Patricia Rubin has recorded that Salting’s ‘generous intentions were known to his friends and…influenced his collecting’, and that 'Of ‘eclectic mind and sensitive eye’, Salting was ‘cosmopolitan’ in his acquisitions from the outset. Inspired and guided by his friend Louis Huth, he was soon buying oriental ceramics of great quality and in great quantity.’ In Salting’s collecting of ceramics, the influence of Huth – by whom ‘he had been introduced to the beauty of the art form’ – was pivotal, as is recorded by several writers. By his will, dated 14 October 1889, Salting also gave various pecuniary legacies, including £2,000 to Huth ‘who’, as Rubin has stated, ‘is credited with guiding salting’s early collecting’. Huth’s death in 1905 would have caused the legacy to lapse, but Salting obviously took no steps then or in the remaining four years of his own life to re-write the will or to add a codicil to it.

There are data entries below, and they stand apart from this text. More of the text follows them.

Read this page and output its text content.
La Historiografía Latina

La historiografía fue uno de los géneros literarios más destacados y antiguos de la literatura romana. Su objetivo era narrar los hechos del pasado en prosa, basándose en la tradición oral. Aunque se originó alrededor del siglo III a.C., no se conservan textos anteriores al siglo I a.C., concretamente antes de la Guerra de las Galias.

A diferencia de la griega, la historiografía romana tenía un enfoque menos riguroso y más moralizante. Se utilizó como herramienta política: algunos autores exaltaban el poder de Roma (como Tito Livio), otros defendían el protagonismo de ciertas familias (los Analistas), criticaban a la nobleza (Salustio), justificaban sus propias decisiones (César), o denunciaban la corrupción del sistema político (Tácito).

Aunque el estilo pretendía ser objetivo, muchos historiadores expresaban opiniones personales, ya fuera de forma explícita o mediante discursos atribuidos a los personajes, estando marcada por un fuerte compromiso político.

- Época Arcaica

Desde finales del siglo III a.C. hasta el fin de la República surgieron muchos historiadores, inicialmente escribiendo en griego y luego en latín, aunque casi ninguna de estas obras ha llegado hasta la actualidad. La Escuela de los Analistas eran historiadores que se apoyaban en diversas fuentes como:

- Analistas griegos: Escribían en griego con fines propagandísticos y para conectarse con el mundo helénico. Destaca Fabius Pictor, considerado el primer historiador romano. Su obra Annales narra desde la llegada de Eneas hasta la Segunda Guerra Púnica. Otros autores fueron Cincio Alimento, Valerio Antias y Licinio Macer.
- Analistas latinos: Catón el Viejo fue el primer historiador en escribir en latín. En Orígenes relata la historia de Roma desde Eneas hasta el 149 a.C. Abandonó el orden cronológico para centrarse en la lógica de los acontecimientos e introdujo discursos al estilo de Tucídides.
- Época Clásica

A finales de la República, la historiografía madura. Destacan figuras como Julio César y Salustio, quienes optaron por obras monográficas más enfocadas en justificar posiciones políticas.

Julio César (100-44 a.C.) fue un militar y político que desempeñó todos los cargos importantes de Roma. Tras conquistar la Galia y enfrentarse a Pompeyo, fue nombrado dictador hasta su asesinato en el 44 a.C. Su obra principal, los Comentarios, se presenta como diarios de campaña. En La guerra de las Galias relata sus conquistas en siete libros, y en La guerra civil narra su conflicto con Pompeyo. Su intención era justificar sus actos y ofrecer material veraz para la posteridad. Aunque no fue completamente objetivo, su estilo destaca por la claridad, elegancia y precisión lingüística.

Huth’s collection of antique porcelain was first rate. By any parameters his collection of British paintings, let alone those of other schools, was of high quality, and Huth’s patronage of contemporary British or British-based artists, amongst them Watts and Whistler, was considerable. It is unclear how many of these paintings, particularly of the eighteenth and early nineteenth centuries, had already been acquired by Huth before his marriage in 1855, but it is clear that the development of the collection from the mid-1850s extended to the commissioning also of one of the leading sculptors of the day, Alexander Munro.